La Cour de justice de l’Union européenne, le 26 novembre 2015, interprète l’article 101, paragraphe 1, du Traité sur le fonctionnement de l’Union européenne. Un contrat de bail pour une grande surface contient une clause accordant au preneur le droit d’empêcher l’installation d’autres locataires. Un litige oppose les signataires après l’opposition du locataire principal à l’arrivée d’un nouveau commerçant dans l’espace commercial. La juridiction nationale interroge la Cour sur la compatibilité de ce droit de veto contractuel avec les règles de la concurrence. Le problème juridique porte sur la qualification de cette clause comme une restriction de concurrence par son objet ou par ses effets. La Cour juge que cette stipulation ne présente pas une nocivité intrinsèque suffisante pour constituer une violation par l’objet. L’étude portera d’abord sur l’absence de restriction par l’objet, puis sur les critères d’évaluation d’une éventuelle restriction par l’effet.

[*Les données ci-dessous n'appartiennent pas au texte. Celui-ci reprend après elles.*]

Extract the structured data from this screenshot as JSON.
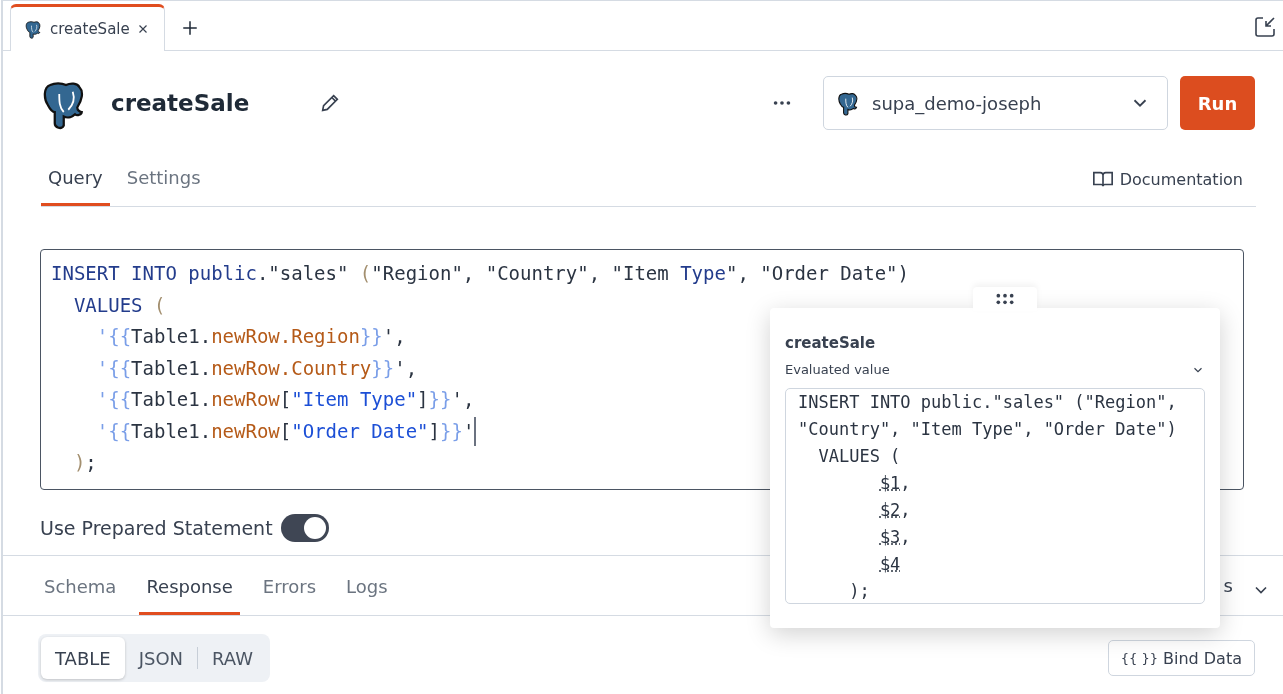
{
  "tabs": [
    {
      "label": "createSale",
      "selected": true
    }
  ],
  "header": {
    "title": "createSale",
    "datasource": "supa_demo-joseph",
    "run_button": "Run"
  },
  "query_tabs": [
    {
      "label": "Query",
      "selected": true
    },
    {
      "label": "Settings",
      "selected": false
    }
  ],
  "documentation_link": "Documentation",
  "code_lines": [
    {
      "cursor": false,
      "tokens": [
        {
          "t": "INSERT INTO public",
          "kind": "kw"
        },
        {
          "t": ".\"sales\" ",
          "kind": "plain"
        },
        {
          "t": "(",
          "kind": "paren"
        },
        {
          "t": "\"Region\", \"Country\", \"Item ",
          "kind": "plain"
        },
        {
          "t": "Type",
          "kind": "kw"
        },
        {
          "t": "\", \"Order Date\")",
          "kind": "plain"
        }
      ]
    },
    {
      "cursor": false,
      "tokens": [
        {
          "t": "  VALUES ",
          "kind": "kw"
        },
        {
          "t": "(",
          "kind": "paren"
        }
      ]
    },
    {
      "cursor": false,
      "tokens": [
        {
          "t": "    '{{",
          "kind": "brace"
        },
        {
          "t": "Table1.",
          "kind": "plain"
        },
        {
          "t": "newRow.Region",
          "kind": "prop"
        },
        {
          "t": "}}",
          "kind": "brace"
        },
        {
          "t": "',",
          "kind": "plain"
        }
      ]
    },
    {
      "cursor": false,
      "tokens": [
        {
          "t": "    '{{",
          "kind": "brace"
        },
        {
          "t": "Table1.",
          "kind": "plain"
        },
        {
          "t": "newRow.Country",
          "kind": "prop"
        },
        {
          "t": "}}",
          "kind": "brace"
        },
        {
          "t": "',",
          "kind": "plain"
        }
      ]
    },
    {
      "cursor": false,
      "tokens": [
        {
          "t": "    '{{",
          "kind": "brace"
        },
        {
          "t": "Table1.",
          "kind": "plain"
        },
        {
          "t": "newRow",
          "kind": "prop"
        },
        {
          "t": "[",
          "kind": "plain"
        },
        {
          "t": "\"Item Type\"",
          "kind": "str"
        },
        {
          "t": "]",
          "kind": "plain"
        },
        {
          "t": "}}",
          "kind": "brace"
        },
        {
          "t": "',",
          "kind": "plain"
        }
      ]
    },
    {
      "cursor": true,
      "tokens": [
        {
          "t": "    '{{",
          "kind": "brace"
        },
        {
          "t": "Table1.",
          "kind": "plain"
        },
        {
          "t": "newRow",
          "kind": "prop"
        },
        {
          "t": "[",
          "kind": "plain"
        },
        {
          "t": "\"Order Date\"",
          "kind": "str"
        },
        {
          "t": "]",
          "kind": "plain"
        },
        {
          "t": "}}",
          "kind": "brace"
        },
        {
          "t": "'",
          "kind": "plain"
        }
      ]
    },
    {
      "cursor": false,
      "tokens": [
        {
          "t": "  )",
          "kind": "paren"
        },
        {
          "t": ";",
          "kind": "plain"
        }
      ]
    }
  ],
  "prepared_statement": {
    "label": "Use Prepared Statement",
    "on": true
  },
  "response_tabs": [
    {
      "label": "Schema",
      "selected": false
    },
    {
      "label": "Response",
      "selected": true
    },
    {
      "label": "Errors",
      "selected": false
    },
    {
      "label": "Logs",
      "selected": false
    }
  ],
  "response_extra": "s",
  "view_toggle": [
    {
      "label": "TABLE",
      "selected": true
    },
    {
      "label": "JSON",
      "selected": false
    },
    {
      "label": "RAW",
      "selected": false
    }
  ],
  "bind_data_button": {
    "icon_text": "{{ }}",
    "label": "Bind Data"
  },
  "popover": {
    "title": "createSale",
    "section": "Evaluated value",
    "expanded": true,
    "lines": [
      {
        "kind": "statement",
        "tokens": [
          {
            "t": "INSERT INTO public.\"sales\" (\"Region\",",
            "kind": "plain"
          }
        ]
      },
      {
        "kind": "statement",
        "tokens": [
          {
            "t": "\"Country\", \"Item Type\", \"Order Date\")",
            "kind": "plain"
          }
        ]
      },
      {
        "kind": "statement",
        "tokens": [
          {
            "t": "  VALUES (",
            "kind": "plain"
          }
        ]
      },
      {
        "kind": "argument",
        "tokens": [
          {
            "t": "$1",
            "kind": "param"
          },
          {
            "t": ",",
            "kind": "plain"
          }
        ]
      },
      {
        "kind": "argument",
        "tokens": [
          {
            "t": "$2",
            "kind": "param"
          },
          {
            "t": ",",
            "kind": "plain"
          }
        ]
      },
      {
        "kind": "argument",
        "tokens": [
          {
            "t": "$3",
            "kind": "param"
          },
          {
            "t": ",",
            "kind": "plain"
          }
        ]
      },
      {
        "kind": "argument",
        "tokens": [
          {
            "t": "$4",
            "kind": "param"
          }
        ]
      },
      {
        "kind": "statement",
        "tokens": [
          {
            "t": "     );",
            "kind": "plain"
          }
        ]
      }
    ]
  }
}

I. L’absence de restriction de concurrence par l’objet
A. Le caractère intrinsèquement neutre de la clause litigieuse
La clause octroyant au preneur le droit de s’opposer à la location d’espaces à d’autres locataires ne révèle pas, par elle-même, une nocivité particulière. Les juges précisent que « la seule circonstance » qu’un contrat contienne un tel droit d’opposition n’implique pas qu’il ait « pour objet de restreindre la concurrence ». Cette solution protège la liberté contractuelle des opérateurs tout en tenant compte de la réalité opérationnelle des centres commerciaux. L’analyse juridique doit s’écarter d’une approche formaliste pour privilégier une observation concrète des finalités poursuivies par les parties.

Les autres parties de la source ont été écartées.